Another reason for the recorded repair bond strength values is the reactivity of fillers of the tested resin composite after the proposed surface treatment [28]. The filler content in the light-cured resin composite (Filtek™ Z350 XT) is a combination of zirconia/silica, those of Cosmecore™ DC core are Barium-glass and silica, while for Clearfil™ DC core, fillers are silanated glass and silica. Loomans et al. [28], reported that materials which contain barium glass, silica (SiO2) and pre-polymerized particles containing silica (clusters) showed high reactivity on surface treatment compared to zirconia fillers [29]. Eventually, zirconia fillers in Filtek™ Z350 XT seem to reduce the reactivity for surface treatments that might affect the reparability of this type of resin composite. Following the storage periods, substrate specimens in the present study received intermediate adhesive system containing silane agent. Silane has two main functional groups; where the silanol bonds to the silica of the composite filler, and the organofunctional group, co-polymerizes to the methacrylate of the bonding agent. It was reported that silane enhances the wetting, the infiltration of the adhesive system into the surface irregularities and the chemical coupling to the resin matrix and to exposed fillers [28] which could be an additional reason for the obtained repair bond strength values.
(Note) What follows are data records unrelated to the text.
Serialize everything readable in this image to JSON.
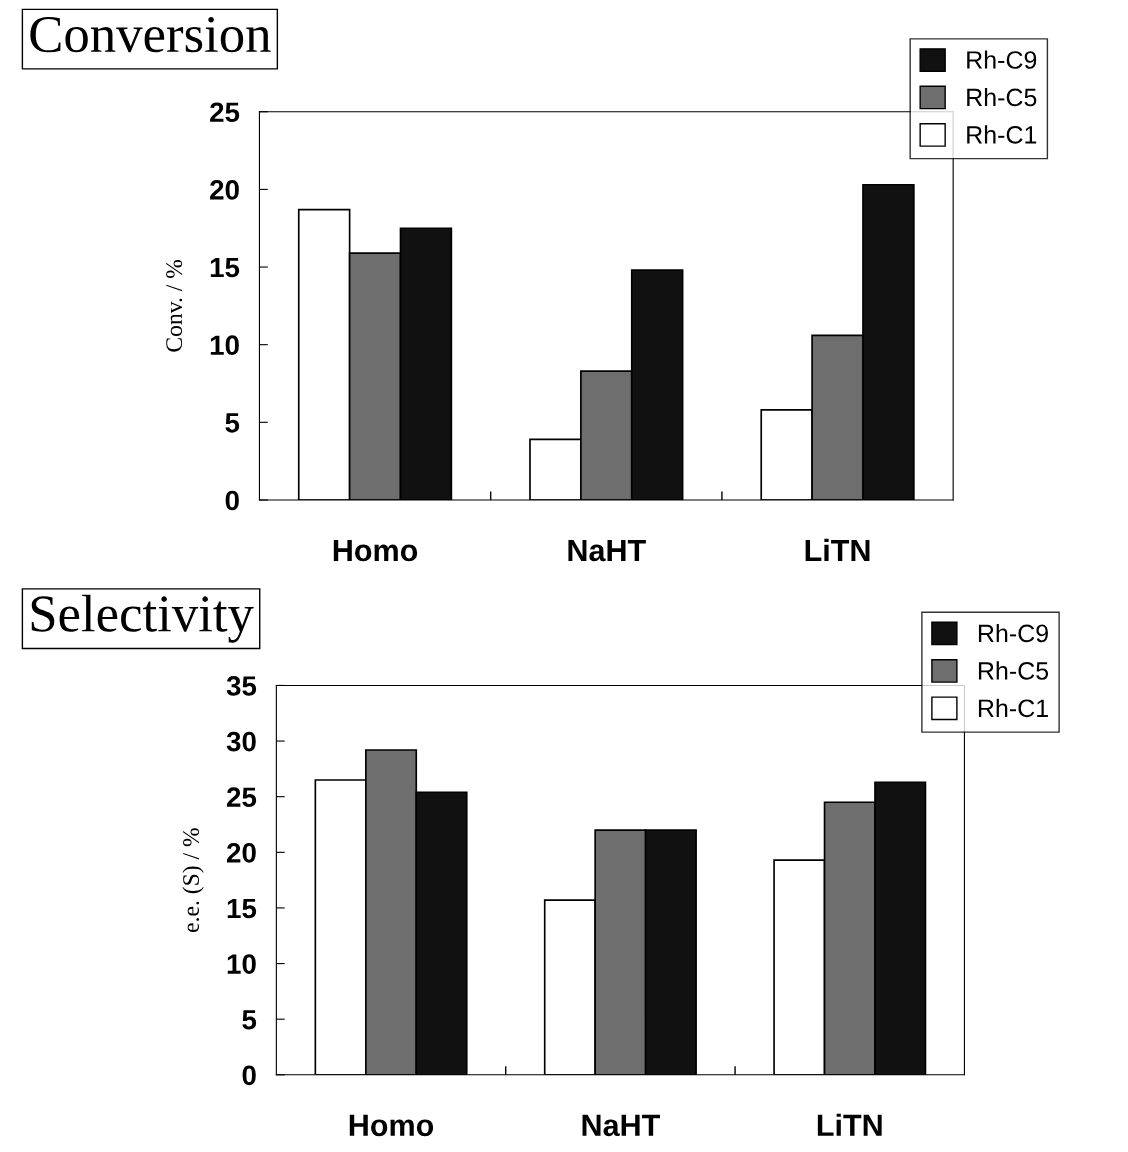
{
  "chart_data": [
    {
      "type": "bar",
      "title": "Conversion",
      "ylabel": "Conv. / %",
      "categories": [
        "Homo",
        "NaHT",
        "LiTN"
      ],
      "series": [
        {
          "name": "Rh-C1",
          "color": "#ffffff",
          "values": [
            18.7,
            3.9,
            5.8
          ]
        },
        {
          "name": "Rh-C5",
          "color": "#6e6e6e",
          "values": [
            15.9,
            8.3,
            10.6
          ]
        },
        {
          "name": "Rh-C9",
          "color": "#111111",
          "values": [
            17.5,
            14.8,
            20.3
          ]
        }
      ],
      "ylim": [
        0,
        25
      ],
      "yticks": [
        0,
        5,
        10,
        15,
        20,
        25
      ],
      "grid": false,
      "legend": "top right"
    },
    {
      "type": "bar",
      "title": "Selectivity",
      "ylabel": "e.e. (S) / %",
      "categories": [
        "Homo",
        "NaHT",
        "LiTN"
      ],
      "series": [
        {
          "name": "Rh-C1",
          "color": "#ffffff",
          "values": [
            26.5,
            15.7,
            19.3
          ]
        },
        {
          "name": "Rh-C5",
          "color": "#6e6e6e",
          "values": [
            29.2,
            22.0,
            24.5
          ]
        },
        {
          "name": "Rh-C9",
          "color": "#111111",
          "values": [
            25.4,
            22.0,
            26.3
          ]
        }
      ],
      "ylim": [
        0,
        35
      ],
      "yticks": [
        0,
        5,
        10,
        15,
        20,
        25,
        30,
        35
      ],
      "grid": false,
      "legend": "top right"
    }
  ]
}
The storage period did not affect the repair strength, and thus, the second null hypothesis must be accepted. The lack of the effect of storage on the reparability was consistent with previous studies [17], [30], although they used different materials and different storage periods. After three months of storage, no significant difference was found among the cohesive groups. This result also was in agreement with many other studies [13], [17], [30], [31]. The development of resin composite allowed it to be more resistant to storage even under conditions that mimic the clinical situations. It worth mentioning that this study assumed that the fractured part was accessible and thus can be treated with light-cured resin composite. To check whether comparable repair bond strength could be obtained in case self- or dual-cured resin composite was used as repair material for inaccessible areas or light cure, further investigations are necessitated.

In general, the ideal core buildup materials should provide adequate stress distributions of forces reducing the probability of tensile and compressive failures, and provide high reparability. Dual-cured resin composites have proven to be able to successfully take a part in the preferred materials used for this purpose.

Conclusions

Dual-cured resin composite core buildup materials revealed acceptable repair bond strength values even after 3-month storage.

Conflict of Interest

The authors have declared no conflict of interest.

Compliance with Ethics Requirements

This article does not contain any studies with human or animal subjects. However, the study protocol was following the rules of the local ethical committee of the Faculty of Oral and Dental Medicine.